Esa misma noche, a pesar del escepticismo que me había provocado en un primer momento la estrategia, cerré con seguro la puerta de mi cuarto, abrí el cuaderno y escribí: Querido diario. El sarcasmo cayó en el vacío. Pasé la página y traté de empezar:

Pero eso fue todo. Así, con el bolígrafo en el aire y la mirada hundida en el signo solitario, permanecí unos segundos largos. Aura, que durante toda la semana había padecido un resfrío leve pero molesto, dormía con la boca abierta. La miré, traté de hacer un croquis de sus rasgos y fracasé. Hice un inventario mental de nuestras obligaciones del día siguiente, que incluirían una vacuna para Leticia. Luego cerré el cuaderno, lo guardé en la mesa de noche y apagué la luz.

Afuera, al fondo de la noche, ladraba un perro.
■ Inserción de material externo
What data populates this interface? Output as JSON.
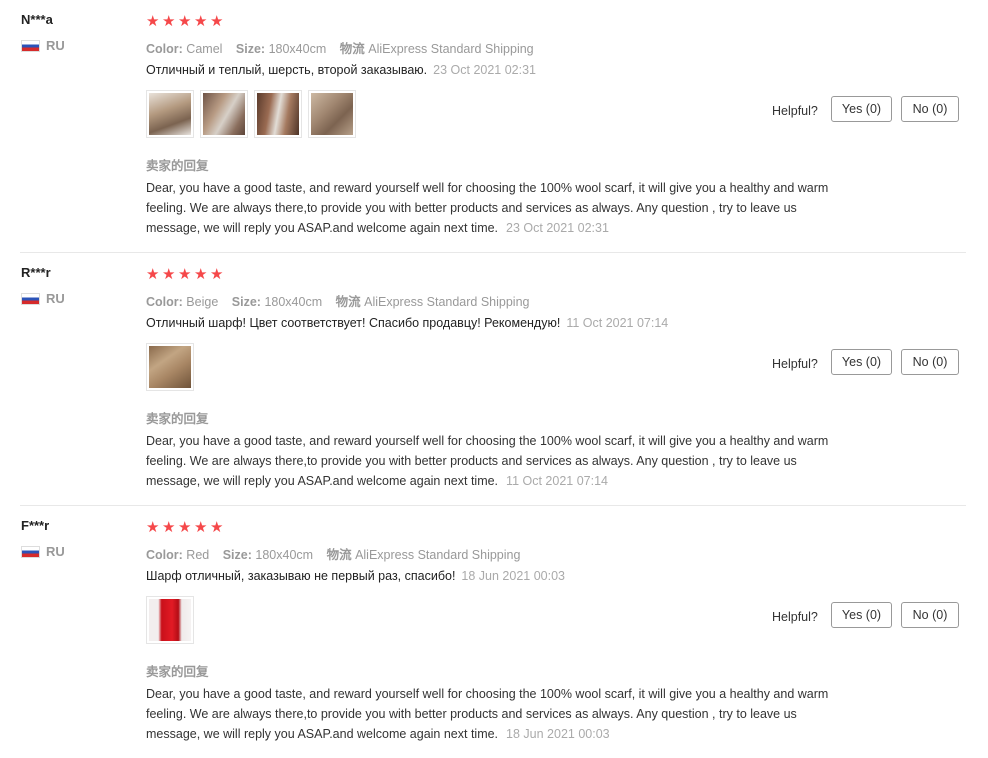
{
  "labels": {
    "color": "Color:",
    "size": "Size:",
    "shipping": "物流",
    "helpful": "Helpful?",
    "reply_title": "卖家的回复"
  },
  "colors": {
    "star": "#f5484a",
    "muted": "#999999"
  },
  "reviews": [
    {
      "user": "N***a",
      "country": "RU",
      "rating": 5,
      "color": "Camel",
      "size": "180x40cm",
      "shipping": "AliExpress Standard Shipping",
      "text": "Отличный и теплый, шерсть, второй заказываю.",
      "date": "23 Oct 2021 02:31",
      "yes": "Yes (0)",
      "no": "No (0)",
      "reply": "Dear, you have a good taste, and reward yourself well for choosing the 100% wool scarf, it will give you a healthy and warm feeling. We are always there,to provide you with better products and services as always. Any question , try to leave us message, we will reply you ASAP.and welcome again next time.",
      "reply_date": "23 Oct 2021 02:31"
    },
    {
      "user": "R***r",
      "country": "RU",
      "rating": 5,
      "color": "Beige",
      "size": "180x40cm",
      "shipping": "AliExpress Standard Shipping",
      "text": "Отличный шарф! Цвет соответствует! Спасибо продавцу! Рекомендую!",
      "date": "11 Oct 2021 07:14",
      "yes": "Yes (0)",
      "no": "No (0)",
      "reply": "Dear, you have a good taste, and reward yourself well for choosing the 100% wool scarf, it will give you a healthy and warm feeling. We are always there,to provide you with better products and services as always. Any question , try to leave us message, we will reply you ASAP.and welcome again next time.",
      "reply_date": "11 Oct 2021 07:14"
    },
    {
      "user": "F***r",
      "country": "RU",
      "rating": 5,
      "color": "Red",
      "size": "180x40cm",
      "shipping": "AliExpress Standard Shipping",
      "text": "Шарф отличный, заказываю не первый раз, спасибо!",
      "date": "18 Jun 2021 00:03",
      "yes": "Yes (0)",
      "no": "No (0)",
      "reply": "Dear, you have a good taste, and reward yourself well for choosing the 100% wool scarf, it will give you a healthy and warm feeling. We are always there,to provide you with better products and services as always. Any question , try to leave us message, we will reply you ASAP.and welcome again next time.",
      "reply_date": "18 Jun 2021 00:03"
    }
  ]
}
Un día de 1998, poco después de que terminara el mundial de fútbol en Francia y poco antes de que Leticia cumpliera un año de vida, yo estaba esperando un taxi a la altura del Parque Nacional. No recuerdo de dónde venía, pero sé que me dirigía al norte, a una de las tantas citas de control con que los médicos pretendían tranquilizarme, decirme que la recuperación se estaba produciendo a un ritmo normal, que pronto mi pierna volvería a ser la de antes. Los taxis hacia el norte no pasaban, y en cambio pasaban con frecuencia hacia el centro. Yo no tenía nada que hacer en el centro, pensé absurdamente, nada se me había perdido allí. Y luego pensé: allí se me ha perdido todo. Y así, sin meditarlo demasiado, como un acto de valor privado que nadie fuera de mis circunstancias entendería, crucé la calle y me subí al primer taxi que pasó.